Even though summer residents like Connor aren't exactly full-fledged Bennies, I never told anyone what went down between us. My friends, Meghan and Kiki, pretty much despise all forms of summer visitors, and my brother, Liam, would freak. Every May when the Malloys open their house for the summer, my twin bro nods his head in the direction of their two-bedroom bungalow and mutters his perennial warning. "Stay away from that douche bag."
I appreciated that Liam thought I even had a chance with a guy like that. Look at him. With eyes the color of the clear, blue sky and wavy ash-blond hair that's always in perfect disarray, he belongs in an Abercrombie ad.
"You're so lucky you live here," Connor says.
A bitter laugh escapes my mouth. "Yeah. Lucky. We just got back ourselves. You know, since the storm turned our first floor into an indoor swimming pool."
The Malloys' house was spared any serious damage, so it's been a while since Connor or his parents have visited Seaside.
Connor backpedals. "I'm sorry... I didn't-"
I wave him off, but I'm annoyed. "No worries. Well...I'll let you get back to your roof. I've got a thing before work."
No need to bore him or our other neighbors with my volunteer duties harvesting baby clams for Reclam Our Waters.
"Later?" His question is so loaded with expectation that it melts my anger and resolve and tempts me to remember.

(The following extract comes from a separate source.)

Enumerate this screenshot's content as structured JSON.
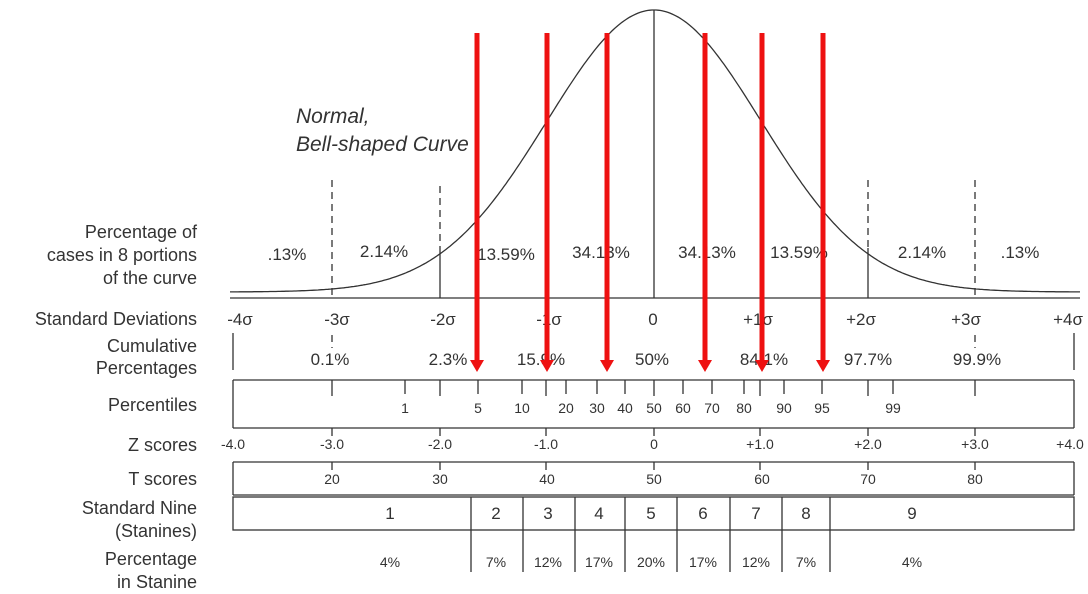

God. Must he smile at me like that? I can't say, "Put a shirt on, Connor, so I can think straight," so I search my brain for something easy. Casual. Something I would have said before the storm. Back when he was the charismatic kid who showed up every summer and I was the unabashed nerd-girl who never left-the one who knew better than to cross the line with a guy like that.
"Come by for lunch. If you order the Tsunami, I'll hook you up with a free drink." Ugh. Lame. The Tsunami is a mega-sized burrito that's nearly impossible for one person to eat. We ring a bell whenever someone orders it. I should have dug deeper to find the funny.
He laughs anyway. "You got it."
I duck back inside, close the screen, and pull down the shade, still hyperaware that Connor is on the other side and torn between wanting to see him again and establishing a safe distance between us. Thankfully, my baby clams and work call. I refuse to relive my brief but intense connection with Connor and accept that my love life is just one more thing that took a mega-sized hit from Superstorm Sandy.